Cognex Corporation
- Type: Public
- Traded as: Nasdaq: CGNX S&P 400 Component
- Industry: Industrial automation (hardware and software)
- Founded: 1981; 45 years ago
- Headquarters: Natick, Massachusetts, United States
- Key people: Matt Moschner (president and CEO); Sheila DiPalma (EVP, employee services); Dennis Fehr (SVP, CFO);
- Products: Vision Systems, Vision Sensors, Vision Software, ID Readers
- Revenue: ▲$994 million USD (2025)
- Net income: ▲$114 million USD (2025)
- Number of employees: 3000
- Website: www.cognex.com

= Cognex Corporation =

American manufacturer of machine vision systems

Cognex Corporation is an American manufacturer of machine vision systems, software and sensors used in automated manufacturing to inspect and identify parts, detect defects, verify product assembly, and guide assembly robots. Cognex is headquartered in Natick, Massachusetts, USA and has offices in more than 20 countries.

Cognex began exploring commercial applications of machine vision in the early 1980s. In the 1990s, Cognex's business grew due to a demand for machine vision tools to help automate semiconductor and electronics manufacturing. While semiconductor manufacturing remains an important market for Cognex, it has expanded to general manufacturing applications.

The company's product portfolio includes In-Sight, VisionPro software, and DataMan.

==History==
Cognex Corporation was founded in 1981 by Robert J. Shillman, a lecturer in human visual perception at the Massachusetts Institute of Technology, and two MIT graduate students, Bill Silver and Marilyn Matz. Cognex stands for "Cognition Experts."

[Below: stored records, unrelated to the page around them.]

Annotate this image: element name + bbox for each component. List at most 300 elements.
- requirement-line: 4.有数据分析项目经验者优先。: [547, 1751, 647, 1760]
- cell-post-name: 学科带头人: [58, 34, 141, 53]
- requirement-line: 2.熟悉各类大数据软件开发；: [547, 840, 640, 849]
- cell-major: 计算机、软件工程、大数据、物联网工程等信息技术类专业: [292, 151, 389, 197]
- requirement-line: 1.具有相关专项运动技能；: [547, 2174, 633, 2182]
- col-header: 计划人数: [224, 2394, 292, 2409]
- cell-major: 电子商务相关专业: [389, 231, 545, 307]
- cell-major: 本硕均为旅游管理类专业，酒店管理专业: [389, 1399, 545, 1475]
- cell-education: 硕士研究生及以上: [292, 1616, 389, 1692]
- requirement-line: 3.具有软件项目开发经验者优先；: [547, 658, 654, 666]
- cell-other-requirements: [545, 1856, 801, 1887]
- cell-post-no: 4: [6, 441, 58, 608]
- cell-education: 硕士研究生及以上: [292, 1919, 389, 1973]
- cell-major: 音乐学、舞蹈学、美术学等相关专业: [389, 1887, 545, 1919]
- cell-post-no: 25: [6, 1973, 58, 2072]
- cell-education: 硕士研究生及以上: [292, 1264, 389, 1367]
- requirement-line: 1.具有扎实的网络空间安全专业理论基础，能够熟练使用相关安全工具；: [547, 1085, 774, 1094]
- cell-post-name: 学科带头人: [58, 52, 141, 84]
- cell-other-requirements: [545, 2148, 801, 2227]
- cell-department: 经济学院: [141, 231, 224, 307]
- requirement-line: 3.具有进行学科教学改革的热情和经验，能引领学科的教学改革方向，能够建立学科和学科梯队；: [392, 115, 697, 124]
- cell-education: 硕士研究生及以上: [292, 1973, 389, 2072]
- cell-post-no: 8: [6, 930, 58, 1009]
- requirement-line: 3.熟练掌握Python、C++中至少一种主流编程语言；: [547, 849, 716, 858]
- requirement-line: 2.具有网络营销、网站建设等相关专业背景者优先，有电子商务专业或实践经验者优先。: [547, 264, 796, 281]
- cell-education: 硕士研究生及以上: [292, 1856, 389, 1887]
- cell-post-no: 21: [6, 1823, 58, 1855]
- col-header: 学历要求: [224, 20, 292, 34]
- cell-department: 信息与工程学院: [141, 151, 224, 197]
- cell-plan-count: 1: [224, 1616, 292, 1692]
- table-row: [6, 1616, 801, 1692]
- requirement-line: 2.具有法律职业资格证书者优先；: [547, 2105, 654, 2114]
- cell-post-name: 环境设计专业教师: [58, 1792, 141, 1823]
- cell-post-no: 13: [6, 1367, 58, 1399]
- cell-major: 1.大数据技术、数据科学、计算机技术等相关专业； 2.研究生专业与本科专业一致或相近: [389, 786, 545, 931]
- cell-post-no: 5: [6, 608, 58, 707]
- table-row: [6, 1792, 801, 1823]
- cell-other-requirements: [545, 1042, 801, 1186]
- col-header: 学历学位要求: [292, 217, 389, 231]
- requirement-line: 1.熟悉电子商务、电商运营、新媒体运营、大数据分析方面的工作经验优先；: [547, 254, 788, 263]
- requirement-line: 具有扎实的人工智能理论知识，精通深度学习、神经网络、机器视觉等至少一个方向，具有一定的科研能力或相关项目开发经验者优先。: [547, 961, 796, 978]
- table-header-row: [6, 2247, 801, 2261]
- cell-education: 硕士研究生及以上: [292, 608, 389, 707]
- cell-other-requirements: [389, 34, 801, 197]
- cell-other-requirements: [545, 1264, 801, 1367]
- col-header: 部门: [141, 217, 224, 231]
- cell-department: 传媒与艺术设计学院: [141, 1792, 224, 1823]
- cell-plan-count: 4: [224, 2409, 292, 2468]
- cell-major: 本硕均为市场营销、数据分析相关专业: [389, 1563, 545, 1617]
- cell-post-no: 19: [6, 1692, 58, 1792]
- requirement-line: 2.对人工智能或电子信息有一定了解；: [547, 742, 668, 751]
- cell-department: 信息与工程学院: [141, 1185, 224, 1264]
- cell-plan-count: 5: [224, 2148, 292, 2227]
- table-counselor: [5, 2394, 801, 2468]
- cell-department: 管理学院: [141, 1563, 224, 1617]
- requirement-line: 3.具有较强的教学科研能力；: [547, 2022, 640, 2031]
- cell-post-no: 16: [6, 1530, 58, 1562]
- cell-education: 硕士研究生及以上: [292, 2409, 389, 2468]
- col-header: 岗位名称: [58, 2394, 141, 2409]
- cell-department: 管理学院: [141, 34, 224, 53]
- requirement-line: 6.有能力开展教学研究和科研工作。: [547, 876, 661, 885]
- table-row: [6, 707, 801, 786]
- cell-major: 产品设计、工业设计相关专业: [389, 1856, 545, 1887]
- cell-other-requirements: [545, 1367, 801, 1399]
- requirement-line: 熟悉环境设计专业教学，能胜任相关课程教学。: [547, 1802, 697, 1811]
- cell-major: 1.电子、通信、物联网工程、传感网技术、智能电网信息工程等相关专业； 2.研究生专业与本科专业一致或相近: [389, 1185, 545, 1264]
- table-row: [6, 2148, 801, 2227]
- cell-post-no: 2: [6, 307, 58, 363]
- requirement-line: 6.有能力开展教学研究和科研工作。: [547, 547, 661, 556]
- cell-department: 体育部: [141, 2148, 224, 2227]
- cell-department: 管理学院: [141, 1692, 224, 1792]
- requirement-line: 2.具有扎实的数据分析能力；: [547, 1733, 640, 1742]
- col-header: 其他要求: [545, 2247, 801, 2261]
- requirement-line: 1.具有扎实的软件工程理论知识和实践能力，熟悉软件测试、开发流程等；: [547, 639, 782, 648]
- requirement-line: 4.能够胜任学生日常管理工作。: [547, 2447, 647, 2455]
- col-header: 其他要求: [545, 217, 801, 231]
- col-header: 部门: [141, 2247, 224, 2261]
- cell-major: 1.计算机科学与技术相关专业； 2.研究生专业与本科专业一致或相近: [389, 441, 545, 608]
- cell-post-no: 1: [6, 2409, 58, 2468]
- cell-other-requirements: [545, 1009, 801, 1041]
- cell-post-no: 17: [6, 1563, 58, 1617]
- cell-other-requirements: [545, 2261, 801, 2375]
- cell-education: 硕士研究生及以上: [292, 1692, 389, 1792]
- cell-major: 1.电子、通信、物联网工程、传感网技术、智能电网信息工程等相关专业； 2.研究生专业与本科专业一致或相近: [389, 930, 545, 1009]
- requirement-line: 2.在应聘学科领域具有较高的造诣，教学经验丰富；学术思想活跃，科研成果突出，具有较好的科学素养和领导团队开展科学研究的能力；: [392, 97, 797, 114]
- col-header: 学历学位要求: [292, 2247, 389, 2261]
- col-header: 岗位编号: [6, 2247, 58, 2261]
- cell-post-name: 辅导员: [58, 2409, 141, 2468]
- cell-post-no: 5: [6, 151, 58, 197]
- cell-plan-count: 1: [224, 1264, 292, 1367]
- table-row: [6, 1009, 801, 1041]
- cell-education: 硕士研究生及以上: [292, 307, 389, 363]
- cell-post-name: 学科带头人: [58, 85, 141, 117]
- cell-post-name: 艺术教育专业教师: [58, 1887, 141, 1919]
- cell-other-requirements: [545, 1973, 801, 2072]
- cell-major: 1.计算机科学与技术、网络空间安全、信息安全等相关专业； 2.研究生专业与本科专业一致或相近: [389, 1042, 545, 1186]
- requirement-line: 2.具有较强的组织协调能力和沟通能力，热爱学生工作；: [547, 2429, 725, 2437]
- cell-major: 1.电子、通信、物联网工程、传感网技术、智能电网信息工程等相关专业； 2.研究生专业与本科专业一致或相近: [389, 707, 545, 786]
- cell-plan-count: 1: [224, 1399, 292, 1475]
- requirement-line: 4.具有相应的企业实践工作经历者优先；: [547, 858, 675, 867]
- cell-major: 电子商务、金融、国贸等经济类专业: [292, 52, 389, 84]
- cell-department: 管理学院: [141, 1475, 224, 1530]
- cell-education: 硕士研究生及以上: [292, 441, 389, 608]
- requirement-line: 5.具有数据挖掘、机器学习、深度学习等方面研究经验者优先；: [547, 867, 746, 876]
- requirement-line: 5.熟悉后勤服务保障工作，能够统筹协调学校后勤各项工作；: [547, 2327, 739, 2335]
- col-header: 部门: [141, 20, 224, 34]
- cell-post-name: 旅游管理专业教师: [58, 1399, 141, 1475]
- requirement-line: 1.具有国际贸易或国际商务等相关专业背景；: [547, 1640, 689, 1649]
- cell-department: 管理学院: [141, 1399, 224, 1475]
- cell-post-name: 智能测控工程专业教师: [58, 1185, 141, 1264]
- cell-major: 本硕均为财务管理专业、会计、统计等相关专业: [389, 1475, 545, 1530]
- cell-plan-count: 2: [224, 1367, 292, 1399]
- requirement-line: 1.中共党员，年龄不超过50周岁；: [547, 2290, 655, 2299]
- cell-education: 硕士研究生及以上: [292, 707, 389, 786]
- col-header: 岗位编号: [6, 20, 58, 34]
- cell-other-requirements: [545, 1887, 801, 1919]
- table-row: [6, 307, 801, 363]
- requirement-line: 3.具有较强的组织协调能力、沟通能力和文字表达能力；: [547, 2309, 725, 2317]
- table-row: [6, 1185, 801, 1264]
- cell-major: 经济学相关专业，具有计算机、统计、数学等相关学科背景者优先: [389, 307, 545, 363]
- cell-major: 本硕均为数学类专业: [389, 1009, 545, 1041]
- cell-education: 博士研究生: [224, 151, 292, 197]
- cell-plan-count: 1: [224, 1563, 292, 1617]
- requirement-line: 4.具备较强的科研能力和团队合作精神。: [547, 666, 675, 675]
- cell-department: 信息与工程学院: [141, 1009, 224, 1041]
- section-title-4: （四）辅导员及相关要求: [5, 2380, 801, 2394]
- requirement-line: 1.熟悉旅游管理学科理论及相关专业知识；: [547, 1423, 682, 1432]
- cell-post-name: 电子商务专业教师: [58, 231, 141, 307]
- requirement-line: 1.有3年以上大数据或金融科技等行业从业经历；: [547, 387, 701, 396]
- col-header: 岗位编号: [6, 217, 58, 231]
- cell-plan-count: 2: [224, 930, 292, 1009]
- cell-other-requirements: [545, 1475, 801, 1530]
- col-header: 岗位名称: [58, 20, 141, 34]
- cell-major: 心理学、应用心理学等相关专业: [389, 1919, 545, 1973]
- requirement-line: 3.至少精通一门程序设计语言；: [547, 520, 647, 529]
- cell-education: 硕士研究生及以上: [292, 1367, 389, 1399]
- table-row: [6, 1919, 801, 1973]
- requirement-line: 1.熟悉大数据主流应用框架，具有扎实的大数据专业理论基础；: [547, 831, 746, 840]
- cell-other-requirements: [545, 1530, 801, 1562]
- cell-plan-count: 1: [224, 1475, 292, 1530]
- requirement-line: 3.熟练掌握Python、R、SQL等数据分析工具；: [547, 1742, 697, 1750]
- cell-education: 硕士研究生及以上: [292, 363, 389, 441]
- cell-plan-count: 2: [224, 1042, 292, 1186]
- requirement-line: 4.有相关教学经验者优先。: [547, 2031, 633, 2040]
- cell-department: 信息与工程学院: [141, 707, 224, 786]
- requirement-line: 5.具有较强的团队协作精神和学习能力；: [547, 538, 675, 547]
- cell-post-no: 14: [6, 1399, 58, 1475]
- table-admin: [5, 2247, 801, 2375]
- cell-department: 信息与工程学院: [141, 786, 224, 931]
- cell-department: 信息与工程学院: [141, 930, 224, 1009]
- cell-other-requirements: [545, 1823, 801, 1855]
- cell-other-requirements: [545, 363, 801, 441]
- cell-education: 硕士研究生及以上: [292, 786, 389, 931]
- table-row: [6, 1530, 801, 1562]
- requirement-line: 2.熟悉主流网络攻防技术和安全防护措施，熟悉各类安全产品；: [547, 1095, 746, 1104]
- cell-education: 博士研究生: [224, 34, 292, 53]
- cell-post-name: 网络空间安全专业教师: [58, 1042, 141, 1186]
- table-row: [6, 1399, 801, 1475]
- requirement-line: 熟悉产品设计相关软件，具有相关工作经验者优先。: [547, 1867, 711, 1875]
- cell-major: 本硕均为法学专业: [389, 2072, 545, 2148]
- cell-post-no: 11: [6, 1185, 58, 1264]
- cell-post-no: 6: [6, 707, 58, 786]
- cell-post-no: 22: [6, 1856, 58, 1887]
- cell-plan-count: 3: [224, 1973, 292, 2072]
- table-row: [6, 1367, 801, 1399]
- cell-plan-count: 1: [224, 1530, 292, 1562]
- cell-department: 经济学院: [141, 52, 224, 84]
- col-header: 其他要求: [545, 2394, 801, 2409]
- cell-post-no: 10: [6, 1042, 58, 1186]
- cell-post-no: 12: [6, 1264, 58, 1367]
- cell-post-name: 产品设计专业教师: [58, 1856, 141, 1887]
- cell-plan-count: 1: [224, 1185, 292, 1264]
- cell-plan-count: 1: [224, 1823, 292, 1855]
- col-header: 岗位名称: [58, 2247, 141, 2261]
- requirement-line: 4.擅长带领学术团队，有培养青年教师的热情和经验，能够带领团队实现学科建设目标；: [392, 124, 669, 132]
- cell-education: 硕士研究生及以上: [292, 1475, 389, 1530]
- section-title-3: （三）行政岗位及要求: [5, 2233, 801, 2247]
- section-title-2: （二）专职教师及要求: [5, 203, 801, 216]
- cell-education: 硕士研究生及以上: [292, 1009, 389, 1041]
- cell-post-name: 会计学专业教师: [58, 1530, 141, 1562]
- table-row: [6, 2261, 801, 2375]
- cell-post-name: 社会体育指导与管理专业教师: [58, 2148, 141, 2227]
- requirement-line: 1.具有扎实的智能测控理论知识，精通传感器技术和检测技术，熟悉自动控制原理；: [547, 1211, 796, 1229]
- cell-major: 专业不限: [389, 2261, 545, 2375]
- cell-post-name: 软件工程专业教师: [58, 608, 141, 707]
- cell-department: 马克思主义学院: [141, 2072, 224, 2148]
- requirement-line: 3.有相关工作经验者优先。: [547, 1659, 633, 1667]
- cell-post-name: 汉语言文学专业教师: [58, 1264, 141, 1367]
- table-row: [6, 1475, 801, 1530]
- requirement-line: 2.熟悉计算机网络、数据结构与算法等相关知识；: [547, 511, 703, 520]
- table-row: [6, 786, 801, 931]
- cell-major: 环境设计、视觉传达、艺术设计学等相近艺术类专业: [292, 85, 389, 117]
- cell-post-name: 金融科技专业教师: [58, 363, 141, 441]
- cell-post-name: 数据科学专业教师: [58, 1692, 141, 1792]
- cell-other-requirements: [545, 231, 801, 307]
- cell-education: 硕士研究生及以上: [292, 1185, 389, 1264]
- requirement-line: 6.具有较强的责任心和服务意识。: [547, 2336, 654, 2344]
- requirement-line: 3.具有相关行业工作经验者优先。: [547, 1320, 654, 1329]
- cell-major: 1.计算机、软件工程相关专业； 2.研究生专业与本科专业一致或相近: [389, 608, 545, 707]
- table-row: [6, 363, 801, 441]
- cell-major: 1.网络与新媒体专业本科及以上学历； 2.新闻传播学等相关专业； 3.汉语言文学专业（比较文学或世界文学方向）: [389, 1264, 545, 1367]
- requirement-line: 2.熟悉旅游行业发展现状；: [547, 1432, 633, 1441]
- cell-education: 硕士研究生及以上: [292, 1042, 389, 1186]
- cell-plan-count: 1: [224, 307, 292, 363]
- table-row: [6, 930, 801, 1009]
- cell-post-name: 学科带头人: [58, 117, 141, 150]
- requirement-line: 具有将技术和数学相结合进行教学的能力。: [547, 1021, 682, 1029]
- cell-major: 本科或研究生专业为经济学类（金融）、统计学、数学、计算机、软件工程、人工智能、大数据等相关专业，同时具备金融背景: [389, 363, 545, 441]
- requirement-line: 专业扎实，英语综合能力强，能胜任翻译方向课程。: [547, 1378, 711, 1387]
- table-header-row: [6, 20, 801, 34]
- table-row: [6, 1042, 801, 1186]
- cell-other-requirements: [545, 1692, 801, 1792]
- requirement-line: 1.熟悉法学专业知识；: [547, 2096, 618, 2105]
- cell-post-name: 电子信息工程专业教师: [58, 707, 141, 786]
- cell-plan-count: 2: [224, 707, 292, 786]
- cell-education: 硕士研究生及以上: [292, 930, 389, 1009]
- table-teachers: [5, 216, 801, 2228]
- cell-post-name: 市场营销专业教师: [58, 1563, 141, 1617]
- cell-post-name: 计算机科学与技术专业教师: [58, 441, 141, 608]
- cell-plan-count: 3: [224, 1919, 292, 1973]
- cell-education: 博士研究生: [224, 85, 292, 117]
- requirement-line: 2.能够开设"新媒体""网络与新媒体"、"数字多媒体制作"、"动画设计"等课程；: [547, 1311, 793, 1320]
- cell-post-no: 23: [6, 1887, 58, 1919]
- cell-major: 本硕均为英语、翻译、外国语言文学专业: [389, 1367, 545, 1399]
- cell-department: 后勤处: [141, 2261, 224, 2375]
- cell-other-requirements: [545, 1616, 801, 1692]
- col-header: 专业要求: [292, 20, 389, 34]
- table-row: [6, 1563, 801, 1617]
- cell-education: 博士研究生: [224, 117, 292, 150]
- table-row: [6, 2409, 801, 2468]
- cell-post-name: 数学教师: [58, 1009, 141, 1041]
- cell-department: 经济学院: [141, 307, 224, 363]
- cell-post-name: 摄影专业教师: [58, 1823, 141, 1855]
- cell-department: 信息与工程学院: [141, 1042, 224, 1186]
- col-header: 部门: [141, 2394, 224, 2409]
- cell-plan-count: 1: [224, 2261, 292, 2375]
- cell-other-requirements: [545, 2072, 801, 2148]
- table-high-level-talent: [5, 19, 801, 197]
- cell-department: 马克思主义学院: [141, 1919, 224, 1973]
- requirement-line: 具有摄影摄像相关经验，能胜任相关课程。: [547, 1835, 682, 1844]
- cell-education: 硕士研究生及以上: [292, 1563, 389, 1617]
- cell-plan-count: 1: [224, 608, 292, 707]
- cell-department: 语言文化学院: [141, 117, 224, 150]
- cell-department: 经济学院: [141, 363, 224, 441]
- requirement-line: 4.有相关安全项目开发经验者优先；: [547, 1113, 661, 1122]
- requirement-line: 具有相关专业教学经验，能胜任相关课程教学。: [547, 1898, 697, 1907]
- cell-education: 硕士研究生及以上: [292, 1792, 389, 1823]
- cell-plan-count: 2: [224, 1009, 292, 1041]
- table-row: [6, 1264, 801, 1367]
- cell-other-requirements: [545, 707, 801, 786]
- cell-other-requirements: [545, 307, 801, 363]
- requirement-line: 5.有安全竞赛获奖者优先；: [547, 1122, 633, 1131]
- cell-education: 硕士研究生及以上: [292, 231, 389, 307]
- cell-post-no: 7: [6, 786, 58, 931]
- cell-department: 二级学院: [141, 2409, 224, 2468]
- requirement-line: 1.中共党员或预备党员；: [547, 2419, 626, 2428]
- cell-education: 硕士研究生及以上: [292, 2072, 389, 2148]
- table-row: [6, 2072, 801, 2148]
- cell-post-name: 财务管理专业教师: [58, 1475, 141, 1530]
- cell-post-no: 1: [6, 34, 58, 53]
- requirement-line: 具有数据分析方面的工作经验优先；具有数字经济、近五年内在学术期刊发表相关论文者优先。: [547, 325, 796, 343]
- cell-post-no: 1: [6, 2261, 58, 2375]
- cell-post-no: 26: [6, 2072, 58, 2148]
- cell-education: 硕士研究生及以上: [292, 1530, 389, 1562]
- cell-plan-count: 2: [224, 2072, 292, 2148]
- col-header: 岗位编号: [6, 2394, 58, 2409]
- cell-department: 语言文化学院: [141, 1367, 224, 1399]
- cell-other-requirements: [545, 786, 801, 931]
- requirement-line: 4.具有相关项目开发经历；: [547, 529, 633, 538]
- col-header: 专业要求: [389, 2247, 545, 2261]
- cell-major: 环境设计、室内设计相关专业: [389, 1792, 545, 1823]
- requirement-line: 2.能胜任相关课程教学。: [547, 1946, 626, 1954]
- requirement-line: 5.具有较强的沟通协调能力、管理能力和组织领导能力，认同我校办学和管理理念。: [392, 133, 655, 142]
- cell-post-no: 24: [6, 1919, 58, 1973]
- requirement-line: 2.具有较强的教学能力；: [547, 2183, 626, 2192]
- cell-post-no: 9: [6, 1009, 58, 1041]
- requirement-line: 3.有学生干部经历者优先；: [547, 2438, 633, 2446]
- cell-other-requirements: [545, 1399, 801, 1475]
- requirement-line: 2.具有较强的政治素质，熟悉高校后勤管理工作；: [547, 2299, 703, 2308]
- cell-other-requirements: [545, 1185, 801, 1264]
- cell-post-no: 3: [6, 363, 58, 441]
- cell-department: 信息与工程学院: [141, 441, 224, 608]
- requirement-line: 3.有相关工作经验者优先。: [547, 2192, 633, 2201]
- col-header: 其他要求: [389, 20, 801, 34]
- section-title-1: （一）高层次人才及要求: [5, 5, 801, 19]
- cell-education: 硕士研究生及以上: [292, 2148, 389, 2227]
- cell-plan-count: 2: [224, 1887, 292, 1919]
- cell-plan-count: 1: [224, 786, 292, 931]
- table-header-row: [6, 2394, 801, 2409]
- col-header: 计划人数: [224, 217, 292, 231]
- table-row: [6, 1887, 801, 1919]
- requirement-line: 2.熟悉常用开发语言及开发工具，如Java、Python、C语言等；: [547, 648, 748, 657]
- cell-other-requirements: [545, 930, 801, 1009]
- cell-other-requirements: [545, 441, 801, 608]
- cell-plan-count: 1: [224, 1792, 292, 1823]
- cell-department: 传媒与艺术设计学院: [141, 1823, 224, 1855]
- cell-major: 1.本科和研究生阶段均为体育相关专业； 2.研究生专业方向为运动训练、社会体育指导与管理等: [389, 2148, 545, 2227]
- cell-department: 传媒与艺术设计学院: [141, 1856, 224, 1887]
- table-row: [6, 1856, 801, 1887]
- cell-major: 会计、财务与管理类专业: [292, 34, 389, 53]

The company's first vision system, DataMan, was introduced in 1982. DataMan was an optical character recognition (OCR) system designed to read, verify, and assure the quality of letters, numbers, and symbols printed on products and components. The company's first customer was a typewriter manufacturer that purchased DataMan to read letters on typewriter keys and ensure that they were located in the correct position.

In 1989, Cognex went public on the NASDAQ exchange for $1.38 per share—within a year, the stock price had tripled.

In 1995, Cognex purchased Acumen, a U.S. based developer of wafer identification systems.

In 2004, the company won an intellectual property victory when a federal judge ruled in Cognex's favor in a patent lawsuit brought against the estate of the inventor Jerome H. Lemelson, who had filed dozens of submarine patents, some of which purported to cover machine vision processes. The machine vision-related patents were held invalid. The ruling was upheld by the Court of Appeals for the Federal Circuit.

Cognex sold off its in-vehicle product in 2007, citing concerns about profitability and intellectual property issues.

In 2015 Cognex sold off its Surface Vision Division and the associated range of products SmartView (web inspection), Vision Gear (slit inspection), Smart Advisor (process surveillance, web monitoring) and VisionPro Surface to Ametek Inc. for approximately 160M US$. The sold division represented about 12% of Cognex in terms of revenue and number of employees.

In April 2017 Cognex acquired ViDi Systems, a Swiss-based provider of deep learning software for industrial machine vision applications. In October 2019 Cognex acquired Sualab, a Korean-based developer of vision software using deep learning for industrial applications.

During summer 2020 Cognex laid off 8% of its headcount (190 employees). In December 2020 Cognex announced payment of $2 dividend per share. In the press release explaining this special dividend the chairman, Robert J. Shillman, referred to one of the company's mottos, to explain the highest dividend paid out in the company's history. This motto being: “When Cognex wins, we all win”.

On February 11, 2021, Cognex announced the resignation of Robert Shillman from the company's board of directors and as an executive officer of Cognex, effective May 5, 2021.

== Products ==
Some of the products produced by Cognex are:

- In-Sight - a vision system that combines a camera, software and processor into one compact unit. In April 2020, Cognex introduced the In-Sight D900 embedded vision system, which features deep learning software inside an In-Sight industrial-grade smart camera. The system is designed to solve complex in-line inspection applications including optical character recognition (OCR), assembly verification, and defect detection.
- VisionPro vision software.
- DataMan - a family of fixed mount and handheld ID readers used to identify and track items by reading 1D and 2D Data Matrix codes.